Emily Moss set up a group in Petersfield after graduating, to connect with other osteopaths for CPD and work opportunities.
Connecting with osteopaths and other health professionals is central to the new CPD scheme, particularly for learning with others, objective activities and Peer Discussion Reviews. Joining a regional or local group can be a good way to connect and network.
When starting out as a newly qualified, self-employed osteopath, Emily Moss, took the initiative to reach out to other osteopaths in Petersfield, Hampshire, and surrounding areas to sound them out about starting a new group. She talked to us about how she went about setting up the group, and the resulting benefits.
So, what made you decide to set up a group in the first place?
It was just over two years ago, soon after I graduated from what was then the Surrey Institute of Osteopathic Medicine (now Nescot), in Epsom with a BSc(Hons). I was starting out as a self-employed osteopath by renting rooms, which meant I wasn’t working with a clinic full of other practitioners.
So I wanted to get to know some other osteopaths in the area for cheaper CPD, to share knowledge and potentially get some locum work from it. The name of the group can fluctuate but usually, we’re the Petersfield Osteopaths Networking Group (the acronym is quite tongue-in-cheek!)
How did you get started?
I googled osteopaths in my area, found email addresses and sent a mass email out asking if they would be interested. Once I’d got some interest from about nine people, I arranged an introductory meeting over a meal at a restaurant. I then got a better idea of the best timings for organising future meetings.
What are the key aims of the group?
The overall aim is to share knowledge and to provide cheaper, more accessible and regular CPD options. Plus the opportunity to get good referrals for patients in different areas and for specialities. And the social aspect to reduce the isolation of being self-employed is also important.
How is the membership growing?
I haven’t been publicising the group as such as I wanted to keep it small, accessible and as cheap as possible, while also keeping the organisation involved at a manageable level for me. Osteopaths in the group can invite others that might be interested though and we currently have around 15 members.
How is the group organised on an ongoing basis?
I am generally the central organiser.

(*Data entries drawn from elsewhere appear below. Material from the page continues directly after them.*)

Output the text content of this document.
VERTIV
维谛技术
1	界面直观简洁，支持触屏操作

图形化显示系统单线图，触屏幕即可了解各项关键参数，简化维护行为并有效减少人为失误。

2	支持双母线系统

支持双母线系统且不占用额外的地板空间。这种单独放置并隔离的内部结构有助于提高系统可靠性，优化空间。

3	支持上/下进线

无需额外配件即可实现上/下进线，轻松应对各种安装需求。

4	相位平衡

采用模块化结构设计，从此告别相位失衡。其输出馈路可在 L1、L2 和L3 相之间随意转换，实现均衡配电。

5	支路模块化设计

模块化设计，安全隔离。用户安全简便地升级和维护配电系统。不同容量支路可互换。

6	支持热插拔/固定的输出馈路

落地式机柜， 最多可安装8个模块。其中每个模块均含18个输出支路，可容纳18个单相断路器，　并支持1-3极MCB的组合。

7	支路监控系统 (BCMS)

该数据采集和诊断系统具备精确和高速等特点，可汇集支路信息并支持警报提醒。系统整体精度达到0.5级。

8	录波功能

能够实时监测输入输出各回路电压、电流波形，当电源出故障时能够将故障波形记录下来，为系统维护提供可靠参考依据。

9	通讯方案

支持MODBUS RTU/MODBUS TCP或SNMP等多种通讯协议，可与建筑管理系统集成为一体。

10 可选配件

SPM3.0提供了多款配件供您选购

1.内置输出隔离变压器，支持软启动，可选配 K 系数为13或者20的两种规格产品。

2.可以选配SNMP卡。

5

There’s a regular interval for meetings – usually, we hold them every third Thursday evening of every third month. I send a ‘round robin’ email after each meeting to summarise what was discussed and telling people the date for the next meeting. I then send another email out closer to the time of the next meeting, to remind people and let them know the location and topic. We share hosting the meetings at our clinics. We also keep in touch via email and Facebook and an app for coordinating events, chats and news. Topics for the meetings are decided by a mixture of members making requests for particular topics; current news, eg GDPR (General Data Protection Regulation); and pot luck! We’ve had a Clinical Practice talk about consent and communication; a vascular surgeon speaker; and we’ve also talked about case histories, mindfulness and other topics. For future meetings, we are planning to cover women’s health and pelvic floor exercises, and we are in the process of arranging talks about the new CPD scheme.
What do you think the main benefits have been so far?
I personally have ended up working as a locum, working with a couple of the osteopaths in the group. We have also had people team up in their clinics and referrals have been made between members, and participants have shared other CPD events of interest. We’ve saved money by keeping the group in the local area with minimal travel costs. The only additional costs are for social dinners (we had a Christmas social) and speakers at meetings, which are shared between attendees – there’s no membership fee.
Any other tips to share with others thinking of setting up a group?
It’s always a big hit to have food and drink at meetings! Having a central organiser has worked quite well but if everybody in the group is good with technology and on Facebook, a shared calendar or event has been quite helpful for reminders and keeping track of attendance for meetings. If you’re thinking of trying to connect more with other osteopaths in your areas, don’t be afraid to just put yourself out there, even the social aspect is invaluable.